1) Une assemblée constituante, pourquoi pas ? des citoyens non élus, c'est une idée très
théorique et impraticable : comment les choisirait-on ? Selon le tirage au sort de l'Athènes de
Périclès ? Ou par un vote ? auquel cas, ce seraient des élus.
2) Une telle assemblée a déjà existé. C'était la Convention pour l'avenir de l'Europe, qui,
entre 2002 et 2003, a conçu le projet de traité constitutionnel. Tous les gouvernements, mais
aussi tous les partis politiques de tous les pays européens, y étaient représentés, à travers
les délégués des Parlements nationaux.
Ses travaux ont été totalement transparents. Et ses résultats ont reçu à l'époque
l'approbation, non seulement de tous les gouvernements, mais aussi de tous les grands
partis politiques européens, de centre, de droite, comme de gauche, à la seule exception
notable des conservateurs britanniques. Si l'on veut recommencer l'exercice, au nom de quoi
reconstituer une telle assemblée ? Qui lui donnerait son mandat ?
Et de toute manière, il nous faudra pratiquement une dizaine d'années pour la constituer, la
faire travailler, faire juger et approuver ses conclusions par les gouvernements, puis les
soumettre à ratification. Voilà déjà 14 ans que nous cherchons le bon modèle politique pour
l'Union européenne. Celui de Lisbonne est approuvé par tous les gouvernements et par tous
les partis d'opposition (sauf au Royaume-Uni). De grâce, menons à bien le traité de Lisbonne.
3) En revanche, je vous rejoins tout à fait sur la nécessité de soumettre un traité futur à un
référendum le même jour dans tous les pays. En annonçant à l'avance que si ce traité est
ratifié par une très large majorité d'Etats (4/5 ou 5/6), il entrera en vigueur dans ces pays.
Ceux qui votent "non" ne seront pas contraints de s'y joindre, mais ils ne pourront pas
empêcher les autres d'avancer.
Hani : Le traité de Lisbonne est-il mort tel qu'il a été négocié ?
Alain Lamassoure : Tout dépendra de la position que prendront les huit pays qui n'ont pas
achevé la ratification. S'ils renoncent à poursuivre la ratification, le traité de Lisbonne sera
mort, comme le projet de Constitution européenne est mort lorsque, après les "non" français
et néerlandais, les Britanniques, les Tchèques et une demi-douzaine d'autres pays ont
renoncé à la ratifier.
En revanche, si ces pays ratifient eux-mêmes, et si les Irlandais se retrouvent seuls, nous
devrions pouvoir trouver avec eux un compromis sur la base du traité de Lisbonne, sous
réserve d'éclaircissements, de précisions, peut-être de compléments, qui s'ajouteraient au
traité, sans exiger de la part des 26 pays qui l'auraient ratifié de recommencer toute la
procédure de ratification.
Oualid : Cependant quelque chose cloche, les partis disent oui mais les peuples disent
non...
Lise : Ne pensez-vous pas que le non irlandais souligne le décalage entre les élites
européennes et le peuple ? Que proposez-vous pour y remédier ?

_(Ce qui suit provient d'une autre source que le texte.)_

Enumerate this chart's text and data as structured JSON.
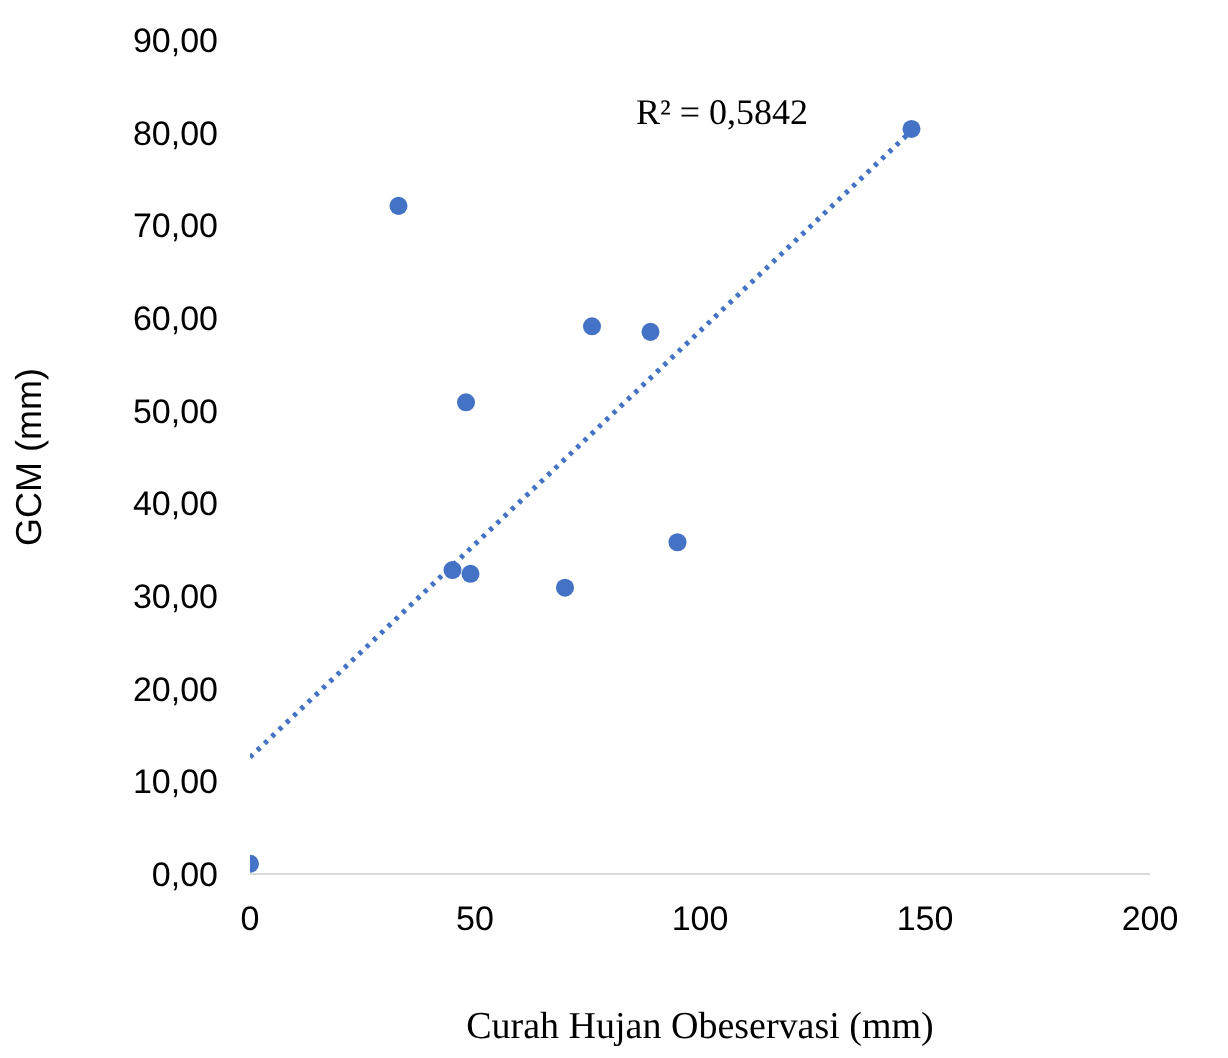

Alain Lamassoure : Le paradoxe de la situation invraisemblable dans laquelle nous
sommes, c'est que, à cause de cet éloignement entre l'Europe et les peuples, et à cause de
l'incapacité des dirigeants à présenter la politique européenne de manière simple et, plus
encore, le traité de Lisbonne de manière simple, les citoyens rejettent un texte qui leur donne
le pouvoir en Europe !
Le traité de Lisbonne donne la totalité du pouvoir législatif au Parlement européen, dont Jean-
Louis rappelait à juste titre qu'il est l'émanation des peuples d'Europe. Il donne aussi au
Parlement, et donc aux citoyens à travers lui, le pouvoir d'élire "M. Europe".